У нас перехватило дыхание, мы забыли свои беды при этом еще большем горе. Удивляло нас, как это человек может такие вещи говорить почти спокойным голосом и как он со спокойным лицом перечисляет все эти вражеские дивизии, основной удар и направление прорыва
Хорошо еще, что Мичо Милонич прервал его, а то бы нас замутило от всего этого.
— Подожди-ка, Вое! — сказал он хриплым голосом. — Как обстоит дело — вкратце?

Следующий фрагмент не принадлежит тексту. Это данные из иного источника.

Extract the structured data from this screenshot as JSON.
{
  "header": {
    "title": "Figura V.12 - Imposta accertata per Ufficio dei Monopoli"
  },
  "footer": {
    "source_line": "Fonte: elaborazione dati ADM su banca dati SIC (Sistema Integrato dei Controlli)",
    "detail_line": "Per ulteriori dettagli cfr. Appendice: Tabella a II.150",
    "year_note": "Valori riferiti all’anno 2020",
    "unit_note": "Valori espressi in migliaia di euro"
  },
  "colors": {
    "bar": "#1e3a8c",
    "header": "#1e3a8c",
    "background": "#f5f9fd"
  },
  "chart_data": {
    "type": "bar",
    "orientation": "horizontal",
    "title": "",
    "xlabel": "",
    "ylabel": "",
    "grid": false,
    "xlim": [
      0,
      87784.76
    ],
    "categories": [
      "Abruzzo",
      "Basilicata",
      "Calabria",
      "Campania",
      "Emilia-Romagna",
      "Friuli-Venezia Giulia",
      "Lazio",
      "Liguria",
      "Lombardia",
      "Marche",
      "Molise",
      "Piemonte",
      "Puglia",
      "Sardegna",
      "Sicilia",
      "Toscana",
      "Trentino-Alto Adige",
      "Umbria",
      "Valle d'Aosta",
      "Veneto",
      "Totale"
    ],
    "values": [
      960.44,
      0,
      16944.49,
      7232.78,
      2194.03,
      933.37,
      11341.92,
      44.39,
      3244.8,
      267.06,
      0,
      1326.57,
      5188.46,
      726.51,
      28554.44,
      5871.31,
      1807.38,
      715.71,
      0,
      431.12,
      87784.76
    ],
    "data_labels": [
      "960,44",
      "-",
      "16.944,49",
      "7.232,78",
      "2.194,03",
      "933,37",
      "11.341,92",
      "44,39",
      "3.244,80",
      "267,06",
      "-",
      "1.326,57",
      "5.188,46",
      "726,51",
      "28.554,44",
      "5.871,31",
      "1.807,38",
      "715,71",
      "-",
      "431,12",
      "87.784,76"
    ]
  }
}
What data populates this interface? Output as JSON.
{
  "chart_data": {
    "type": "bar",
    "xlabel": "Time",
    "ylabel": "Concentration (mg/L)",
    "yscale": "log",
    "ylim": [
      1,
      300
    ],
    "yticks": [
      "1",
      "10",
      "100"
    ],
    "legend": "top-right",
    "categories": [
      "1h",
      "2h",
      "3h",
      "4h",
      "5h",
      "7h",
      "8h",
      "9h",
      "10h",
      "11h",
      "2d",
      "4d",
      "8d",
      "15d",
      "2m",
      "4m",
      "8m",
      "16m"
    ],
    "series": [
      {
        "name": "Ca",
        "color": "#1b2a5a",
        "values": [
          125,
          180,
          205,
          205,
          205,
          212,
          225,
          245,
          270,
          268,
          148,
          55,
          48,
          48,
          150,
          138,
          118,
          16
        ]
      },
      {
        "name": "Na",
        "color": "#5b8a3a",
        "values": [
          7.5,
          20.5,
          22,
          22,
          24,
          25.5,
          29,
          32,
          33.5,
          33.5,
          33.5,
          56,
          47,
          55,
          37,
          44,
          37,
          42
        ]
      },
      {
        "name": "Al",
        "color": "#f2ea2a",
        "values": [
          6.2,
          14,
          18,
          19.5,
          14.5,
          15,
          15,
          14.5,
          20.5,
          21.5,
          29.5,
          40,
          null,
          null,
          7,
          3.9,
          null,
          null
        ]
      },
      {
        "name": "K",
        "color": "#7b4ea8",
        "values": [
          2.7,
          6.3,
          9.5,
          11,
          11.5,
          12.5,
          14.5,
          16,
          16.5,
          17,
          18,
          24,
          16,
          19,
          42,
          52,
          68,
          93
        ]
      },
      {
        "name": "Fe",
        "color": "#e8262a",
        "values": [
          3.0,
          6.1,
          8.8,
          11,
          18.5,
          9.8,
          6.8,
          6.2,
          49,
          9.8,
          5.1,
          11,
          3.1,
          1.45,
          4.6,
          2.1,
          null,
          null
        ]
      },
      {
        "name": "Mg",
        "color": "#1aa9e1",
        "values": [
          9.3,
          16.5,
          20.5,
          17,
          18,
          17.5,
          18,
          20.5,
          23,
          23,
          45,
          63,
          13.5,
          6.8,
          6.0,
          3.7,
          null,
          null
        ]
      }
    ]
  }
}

— Пробьются наши, — ответил Вое живее и веселее. — Разобьют цепь в каком-то месте, где выберут, и со свистом пролетят куда-то, но, куда бы они ни двинулись, всюду их ждут такие, как мы, не один ваш батальон хочет соединиться с основными частями. Большие потери, это неоспоримо, но все это восполнится. Это революция, она, знаешь, похожа чем-то на лихорадку: народ становится единым организмом, настроенным непрестанно и все в большем количестве производить и излучать из себя боевые ячейки и части…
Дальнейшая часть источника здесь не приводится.